Menurutnya, tanpa perbaikan di dua hal tersebut, sengketa akibat tumpang tindih penggunaan lahan akan terus berlanjut. Instruksi tersebut disampaikannya saat memberikan pidato pada acara talkshow Integrated Land Administration and Spatial Planning Project (ILASPP).
Nusron menekankan bahwa fungsi utama kementeriannya adalah menciptakan kepastian hukum, yang tidak mungkin terwujud jika produk utamanya justru menjadi biang masalah.
"Kita ingin ke depan, peta yang kita lahirkan ini menjadi sumber untuk menyelesaikan masalah, jangan sampai peta malah menjadi sumber masalah baru," ujar Nusron di Jakarta, Rabu, 6 Agustus 2025.
Ia melihat akar dari sebagian besar sengketa lahan berasal dari data historis yang tidak akurat dan tumpang tindih. Ia menilai bahwasannya ini merupakan masalah kuno yang harus segera diselesaikan melalui transformasi digital.
"Sumber sejarah konflik pertanahan di indonesia itu, kalau tak klaim atas dokumen yuridis ya dokumen peta. Kalo di jakarta, tumpang tindih, satu bidang tanah, itu girik-nya bisa ada 6 atau 7," ungkap dia.

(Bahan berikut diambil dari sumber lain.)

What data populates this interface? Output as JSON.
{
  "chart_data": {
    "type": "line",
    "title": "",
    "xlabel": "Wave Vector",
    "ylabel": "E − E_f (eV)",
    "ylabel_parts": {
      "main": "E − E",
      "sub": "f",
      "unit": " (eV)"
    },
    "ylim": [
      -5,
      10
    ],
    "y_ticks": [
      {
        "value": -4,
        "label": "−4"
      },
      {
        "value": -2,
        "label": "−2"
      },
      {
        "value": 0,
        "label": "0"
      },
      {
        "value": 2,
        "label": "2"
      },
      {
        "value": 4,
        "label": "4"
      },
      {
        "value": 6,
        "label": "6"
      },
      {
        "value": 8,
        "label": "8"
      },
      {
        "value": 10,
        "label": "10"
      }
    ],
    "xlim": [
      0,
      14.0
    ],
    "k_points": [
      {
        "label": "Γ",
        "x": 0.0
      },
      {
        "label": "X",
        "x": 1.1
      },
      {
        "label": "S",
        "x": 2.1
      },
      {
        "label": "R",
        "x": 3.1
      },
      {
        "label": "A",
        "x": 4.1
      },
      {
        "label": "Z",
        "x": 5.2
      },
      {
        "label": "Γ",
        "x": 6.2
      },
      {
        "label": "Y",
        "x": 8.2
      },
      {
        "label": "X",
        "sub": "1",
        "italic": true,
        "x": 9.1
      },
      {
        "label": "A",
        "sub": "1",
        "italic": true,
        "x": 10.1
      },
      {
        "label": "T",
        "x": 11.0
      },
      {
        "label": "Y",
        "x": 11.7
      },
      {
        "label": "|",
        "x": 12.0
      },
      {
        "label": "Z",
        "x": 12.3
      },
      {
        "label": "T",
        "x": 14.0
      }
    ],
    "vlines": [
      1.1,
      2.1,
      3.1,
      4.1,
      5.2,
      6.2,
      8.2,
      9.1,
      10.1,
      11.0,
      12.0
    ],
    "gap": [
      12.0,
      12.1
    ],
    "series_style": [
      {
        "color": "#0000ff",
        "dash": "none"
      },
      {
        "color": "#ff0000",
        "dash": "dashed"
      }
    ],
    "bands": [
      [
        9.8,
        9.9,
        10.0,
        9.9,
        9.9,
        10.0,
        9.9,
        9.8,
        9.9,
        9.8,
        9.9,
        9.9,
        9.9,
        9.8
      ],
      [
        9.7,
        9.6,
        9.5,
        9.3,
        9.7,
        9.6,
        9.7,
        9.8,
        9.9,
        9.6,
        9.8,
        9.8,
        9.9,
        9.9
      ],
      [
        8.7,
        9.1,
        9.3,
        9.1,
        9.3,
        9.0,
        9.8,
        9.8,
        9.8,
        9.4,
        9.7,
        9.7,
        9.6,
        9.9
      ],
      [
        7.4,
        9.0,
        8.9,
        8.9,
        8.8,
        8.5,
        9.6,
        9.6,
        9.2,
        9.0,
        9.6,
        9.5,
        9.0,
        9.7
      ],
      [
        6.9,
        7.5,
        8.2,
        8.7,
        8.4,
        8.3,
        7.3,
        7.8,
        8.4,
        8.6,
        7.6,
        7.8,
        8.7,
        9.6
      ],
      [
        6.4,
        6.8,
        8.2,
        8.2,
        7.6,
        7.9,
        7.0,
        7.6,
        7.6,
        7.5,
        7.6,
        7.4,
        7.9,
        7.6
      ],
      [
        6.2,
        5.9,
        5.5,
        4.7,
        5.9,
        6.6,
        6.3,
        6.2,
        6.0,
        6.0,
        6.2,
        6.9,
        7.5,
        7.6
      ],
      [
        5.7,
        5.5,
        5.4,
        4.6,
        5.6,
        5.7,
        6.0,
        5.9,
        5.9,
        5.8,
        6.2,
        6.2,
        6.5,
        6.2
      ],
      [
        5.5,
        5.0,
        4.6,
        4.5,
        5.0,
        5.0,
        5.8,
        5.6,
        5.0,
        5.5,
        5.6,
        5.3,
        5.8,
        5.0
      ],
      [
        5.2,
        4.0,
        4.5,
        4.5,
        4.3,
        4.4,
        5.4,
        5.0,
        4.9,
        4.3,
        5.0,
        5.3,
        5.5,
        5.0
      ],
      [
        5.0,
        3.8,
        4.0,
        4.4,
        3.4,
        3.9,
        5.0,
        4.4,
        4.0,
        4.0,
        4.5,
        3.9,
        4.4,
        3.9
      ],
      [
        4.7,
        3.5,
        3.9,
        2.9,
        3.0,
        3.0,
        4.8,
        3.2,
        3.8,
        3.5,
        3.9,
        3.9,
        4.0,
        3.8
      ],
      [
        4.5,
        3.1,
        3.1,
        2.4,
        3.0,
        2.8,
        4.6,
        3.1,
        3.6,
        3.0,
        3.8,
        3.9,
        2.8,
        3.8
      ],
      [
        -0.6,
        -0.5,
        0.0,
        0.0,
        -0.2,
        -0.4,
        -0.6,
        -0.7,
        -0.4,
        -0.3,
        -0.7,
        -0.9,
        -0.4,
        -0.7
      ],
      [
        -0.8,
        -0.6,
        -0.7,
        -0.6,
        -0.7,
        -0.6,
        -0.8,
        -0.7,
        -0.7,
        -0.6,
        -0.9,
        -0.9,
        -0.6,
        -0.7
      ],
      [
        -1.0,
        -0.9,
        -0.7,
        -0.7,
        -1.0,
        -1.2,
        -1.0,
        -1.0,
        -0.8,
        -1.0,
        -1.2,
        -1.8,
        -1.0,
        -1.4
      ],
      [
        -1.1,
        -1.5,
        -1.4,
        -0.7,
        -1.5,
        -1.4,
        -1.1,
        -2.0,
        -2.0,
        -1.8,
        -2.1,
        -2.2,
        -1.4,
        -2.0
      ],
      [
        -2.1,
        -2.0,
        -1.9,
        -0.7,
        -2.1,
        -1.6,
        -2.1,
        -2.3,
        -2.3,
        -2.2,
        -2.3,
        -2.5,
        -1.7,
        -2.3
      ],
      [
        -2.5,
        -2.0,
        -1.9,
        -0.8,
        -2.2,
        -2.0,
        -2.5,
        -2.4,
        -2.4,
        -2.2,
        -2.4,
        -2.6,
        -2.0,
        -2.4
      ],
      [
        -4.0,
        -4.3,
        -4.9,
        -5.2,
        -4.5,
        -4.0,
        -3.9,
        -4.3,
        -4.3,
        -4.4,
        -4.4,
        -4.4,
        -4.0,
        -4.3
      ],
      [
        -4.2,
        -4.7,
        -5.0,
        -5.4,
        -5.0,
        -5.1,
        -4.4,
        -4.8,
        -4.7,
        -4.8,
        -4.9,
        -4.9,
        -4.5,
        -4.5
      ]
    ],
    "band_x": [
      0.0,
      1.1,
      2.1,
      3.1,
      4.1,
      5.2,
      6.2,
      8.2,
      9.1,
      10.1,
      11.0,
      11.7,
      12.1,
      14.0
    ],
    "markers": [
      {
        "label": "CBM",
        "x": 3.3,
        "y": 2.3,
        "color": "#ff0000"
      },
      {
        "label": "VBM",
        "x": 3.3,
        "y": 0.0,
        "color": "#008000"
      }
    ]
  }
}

Baca juga: Hoaks! BPN Bantah Isu Tanah yang Belum Punya Sertifikat akan Diambil Negara |
Sebagai solusinya, Nusron mendorong percepatan transformasi sistem melalui program ILASPP yang dilengkapi dua pilar utama. Pilar pertama adalah peningkatan sistem informasi dan teknologi, yang meliputi penyederhanaan proses bisnis dan penguatan infrastruktur digital seperti kapasitas bandwidth dan keamanan siber.
Pilar kedua, yang menurutnya paling krusial, adalah memastikan keakuratan data yang dihasilkan oleh sumber daya manusia yang berintegritas. Hal ini semakin penting dengan adanya One Map Policy.
"Dengan adanya kebijakan ini, kita harus memastikan bahwa peta yang kita hasilkan akurat. Jika tidak akurat, maka dampaknya akan langsung berdampak pada penyusunan Rencana Detail Tata Ruang (RDTR)," jelas dia.
Terakhir, Nusron Wahid menjabarkan visi jangka panjangnya, dimana pencegahan sengketa di hulu menjadi tujuan utama. Ia yakin bahwa jika semua sistem dan produk sudah benar dari awal, maka penyelesaian sengketa di hilir tidak lagi diperlukan.
"Saya yakin kalau Sistem Pendaftaran Tanah (SPP), Standar Operasional Prosedur (SOP), Peta Bidang Tanah (PBT), dan Penetapan Hak Atas Tanah (PHT) sudah benar, maka sebetulnya tidak perlu lagi ada Direktorat Jenderal yang menangani sengketa dan perkara. Karena semua sudah dicegah di hulu," kata dia. (Sultan Rafly Dharmawan)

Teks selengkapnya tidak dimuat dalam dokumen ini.